My father has been married and divorced twice; my mother, same thing. My father's parents were together until death parted them and my grandmother never remarried. My mother's parents—well that's super complicated and I won't get into that, but well, it wasn't good. My point is that my parents set horrible examples for me. But I was determined to be better than they are and not just call it quits when things got hard.
I met my husband right out of high school. We started dating, and two months in, BAM pregnant! Didn't see that coming, right? Ha ha, I'm sure you did. Anyway, there I am, just turned 18, about to start college, dating this guy who has no job, no license, and is a high school drop out (every father's dream) and I end up preggers on like our first time without protection. Yes I know, dumb, right?? But yet, it was the best thing that ever happened to me, because it made me grow up super fast. Now I had this little thing to take care of.
So fast forward. We are still dating, our little bundle of joy gets a sister a year later, and we get our first apartment. Three month later we lose our first apartment because I (stupidly) got scammed out of $3,000. But that's a story for another day. We pack up and decide to move down the east coast. We are there for three months and get evicted, so we pack up AGAIN and move up the east coast, close to home but not so close.

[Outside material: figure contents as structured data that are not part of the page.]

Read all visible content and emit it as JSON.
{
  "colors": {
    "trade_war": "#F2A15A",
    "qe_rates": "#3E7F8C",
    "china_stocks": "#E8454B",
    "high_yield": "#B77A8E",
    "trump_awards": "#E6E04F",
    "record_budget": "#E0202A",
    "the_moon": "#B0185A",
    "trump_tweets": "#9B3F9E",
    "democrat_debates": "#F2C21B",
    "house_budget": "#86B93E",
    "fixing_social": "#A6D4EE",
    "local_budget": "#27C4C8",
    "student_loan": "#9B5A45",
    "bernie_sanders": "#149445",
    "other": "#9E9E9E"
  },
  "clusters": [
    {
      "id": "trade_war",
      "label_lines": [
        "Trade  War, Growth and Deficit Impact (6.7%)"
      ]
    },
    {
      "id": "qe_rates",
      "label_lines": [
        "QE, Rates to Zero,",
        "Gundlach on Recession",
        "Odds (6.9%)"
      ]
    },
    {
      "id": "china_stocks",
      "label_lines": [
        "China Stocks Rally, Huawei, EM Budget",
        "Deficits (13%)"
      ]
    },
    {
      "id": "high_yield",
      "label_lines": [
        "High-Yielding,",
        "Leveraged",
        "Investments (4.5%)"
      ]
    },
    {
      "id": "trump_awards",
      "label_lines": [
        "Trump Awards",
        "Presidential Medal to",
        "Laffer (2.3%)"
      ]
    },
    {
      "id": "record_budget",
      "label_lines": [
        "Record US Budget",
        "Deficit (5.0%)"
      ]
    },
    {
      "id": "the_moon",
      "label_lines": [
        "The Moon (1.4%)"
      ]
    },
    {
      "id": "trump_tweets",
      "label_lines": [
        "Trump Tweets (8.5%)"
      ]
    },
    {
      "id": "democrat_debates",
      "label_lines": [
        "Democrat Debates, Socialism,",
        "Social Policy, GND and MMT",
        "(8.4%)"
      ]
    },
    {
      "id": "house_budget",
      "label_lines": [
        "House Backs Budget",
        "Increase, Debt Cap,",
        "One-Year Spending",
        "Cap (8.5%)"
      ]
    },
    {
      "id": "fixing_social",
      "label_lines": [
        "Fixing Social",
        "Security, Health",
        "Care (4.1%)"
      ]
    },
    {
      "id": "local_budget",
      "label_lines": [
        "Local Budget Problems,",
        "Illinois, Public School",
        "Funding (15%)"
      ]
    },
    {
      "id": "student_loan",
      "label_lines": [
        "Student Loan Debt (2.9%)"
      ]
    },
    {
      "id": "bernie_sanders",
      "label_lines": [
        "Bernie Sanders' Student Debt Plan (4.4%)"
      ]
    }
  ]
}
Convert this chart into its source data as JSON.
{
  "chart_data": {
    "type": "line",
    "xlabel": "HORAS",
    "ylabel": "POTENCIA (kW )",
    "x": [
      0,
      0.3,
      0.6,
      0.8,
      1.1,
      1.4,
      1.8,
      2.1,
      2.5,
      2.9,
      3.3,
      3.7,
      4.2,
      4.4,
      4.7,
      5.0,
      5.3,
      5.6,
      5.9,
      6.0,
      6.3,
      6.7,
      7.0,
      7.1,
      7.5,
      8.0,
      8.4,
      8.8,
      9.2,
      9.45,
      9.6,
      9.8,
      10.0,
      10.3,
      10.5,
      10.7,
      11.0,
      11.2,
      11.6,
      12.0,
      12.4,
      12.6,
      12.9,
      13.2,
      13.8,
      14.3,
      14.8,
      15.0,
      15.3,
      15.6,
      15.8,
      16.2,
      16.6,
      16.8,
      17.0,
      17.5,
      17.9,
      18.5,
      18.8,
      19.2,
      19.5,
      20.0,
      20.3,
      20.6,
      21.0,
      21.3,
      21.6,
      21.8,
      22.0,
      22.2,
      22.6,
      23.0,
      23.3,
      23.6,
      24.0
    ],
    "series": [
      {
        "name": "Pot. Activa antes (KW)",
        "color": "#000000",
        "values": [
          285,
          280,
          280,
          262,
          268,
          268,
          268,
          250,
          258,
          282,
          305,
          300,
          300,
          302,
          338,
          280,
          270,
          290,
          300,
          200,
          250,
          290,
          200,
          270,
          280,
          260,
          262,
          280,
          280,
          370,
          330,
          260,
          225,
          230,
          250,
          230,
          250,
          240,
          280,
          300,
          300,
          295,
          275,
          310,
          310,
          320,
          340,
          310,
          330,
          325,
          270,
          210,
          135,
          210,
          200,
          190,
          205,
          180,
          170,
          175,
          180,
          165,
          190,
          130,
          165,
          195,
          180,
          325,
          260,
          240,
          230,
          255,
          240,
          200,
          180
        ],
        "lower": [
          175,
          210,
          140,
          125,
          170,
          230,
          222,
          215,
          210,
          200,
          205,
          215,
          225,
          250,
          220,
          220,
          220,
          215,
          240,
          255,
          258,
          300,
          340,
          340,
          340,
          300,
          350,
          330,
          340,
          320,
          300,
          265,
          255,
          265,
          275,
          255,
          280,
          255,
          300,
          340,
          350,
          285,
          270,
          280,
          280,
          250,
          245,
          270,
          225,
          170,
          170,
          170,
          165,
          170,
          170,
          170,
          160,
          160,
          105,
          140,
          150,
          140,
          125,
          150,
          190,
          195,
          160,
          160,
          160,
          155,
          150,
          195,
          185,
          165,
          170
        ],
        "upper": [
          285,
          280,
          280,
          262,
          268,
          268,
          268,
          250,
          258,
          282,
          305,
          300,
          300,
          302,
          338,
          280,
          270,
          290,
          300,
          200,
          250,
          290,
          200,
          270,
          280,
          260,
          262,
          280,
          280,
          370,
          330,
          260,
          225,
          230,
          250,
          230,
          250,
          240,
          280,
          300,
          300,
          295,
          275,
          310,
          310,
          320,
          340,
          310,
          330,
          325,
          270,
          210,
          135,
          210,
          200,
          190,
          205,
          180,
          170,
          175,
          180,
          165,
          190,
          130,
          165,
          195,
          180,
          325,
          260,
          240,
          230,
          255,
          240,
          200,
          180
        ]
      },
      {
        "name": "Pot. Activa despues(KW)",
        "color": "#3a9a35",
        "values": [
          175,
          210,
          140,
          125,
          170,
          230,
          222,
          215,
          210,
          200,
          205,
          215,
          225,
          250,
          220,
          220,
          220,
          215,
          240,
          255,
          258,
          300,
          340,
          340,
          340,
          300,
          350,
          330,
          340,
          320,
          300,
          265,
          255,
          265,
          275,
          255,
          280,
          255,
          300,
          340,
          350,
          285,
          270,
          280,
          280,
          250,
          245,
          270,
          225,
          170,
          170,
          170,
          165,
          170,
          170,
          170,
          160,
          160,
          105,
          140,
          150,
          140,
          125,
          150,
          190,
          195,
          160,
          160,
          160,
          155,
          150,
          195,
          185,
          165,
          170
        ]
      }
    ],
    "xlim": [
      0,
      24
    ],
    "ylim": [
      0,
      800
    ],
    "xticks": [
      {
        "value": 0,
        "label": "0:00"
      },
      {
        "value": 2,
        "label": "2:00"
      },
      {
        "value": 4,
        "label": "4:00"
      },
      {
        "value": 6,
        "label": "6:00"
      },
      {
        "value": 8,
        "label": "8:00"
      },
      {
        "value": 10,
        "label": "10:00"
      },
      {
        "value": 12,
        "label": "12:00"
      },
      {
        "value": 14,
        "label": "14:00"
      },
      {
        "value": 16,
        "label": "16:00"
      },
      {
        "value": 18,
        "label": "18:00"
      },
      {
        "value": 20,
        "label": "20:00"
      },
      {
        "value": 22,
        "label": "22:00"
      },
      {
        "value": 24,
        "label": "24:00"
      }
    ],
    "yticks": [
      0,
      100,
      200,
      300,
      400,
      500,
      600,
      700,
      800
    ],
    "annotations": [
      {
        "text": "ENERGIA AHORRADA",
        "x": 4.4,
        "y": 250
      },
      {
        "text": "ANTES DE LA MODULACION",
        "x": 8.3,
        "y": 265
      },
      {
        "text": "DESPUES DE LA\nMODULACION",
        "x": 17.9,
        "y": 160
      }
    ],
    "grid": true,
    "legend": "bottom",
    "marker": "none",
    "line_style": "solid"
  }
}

We lost so much money, we were bouncing from job to job place to place, and we didn't know if we were going to make it. When we finally got settled, we started small. Tiny apartment, boyfriend got a job, and we stayed there for four years. After that third year there, we decided to get married.
My father hated the idea and didn't want to come to the wedding. Long story short, I cried, he came, he apologized, we got married, and we had a nice party at our apartment.
Throughout the next few years we had so many ups and downs financially, but we stuck by each other, leaned on each other, and made it through. If I had to work, guess what? I found a job. If I had to stay home, I stayed home. I did what I had to do for my family. My kids and my husband are my world. And no, my father still doesn't fully like my husband and he still tries to convince me to leave.
I told him on my last visit to see him that I have to give my marriage my all, 100 percent of myself before I even think about calling it quits. No matter how tough things are in your relationship, you can always work towards fixing it if you want to. You have to want to be in that relationship and you have to have true love for the person your with. My husband is my best friend, I tell him everything. Don't get me wrong he is a big grump and he is cranky when he doesn't have his coffee and he doesn't do much around the house now because he is in constant pain because of his back, so now I'm working, he's home with the kids, and he does what he can and I do everything else. But for 10 years, it was the other way around. I didn't have to work, he did everything, and I cared for my children at home and maintained the house. My father wants me to leave because we hit a rough patch. My husband is hurt and can't work right now, so I stepped up and he thinks that I deserve better.
I believe that if something's broken, you don't throw it away. You fix it. Times may get hard and frustration will push you to your limit, but don't ever give up on the person you vowed to give your life to. The person you swore to grow old and die with. The person you vowed to love, honor, and obey, for better or worse, in sickness and in health, 'til death parts you. Remember those vows, and remember the love you have for each other before you give up.
Now with all that we've been through, we are going on 12 years strong and 6 years of married life. And I for one couldn't be happier.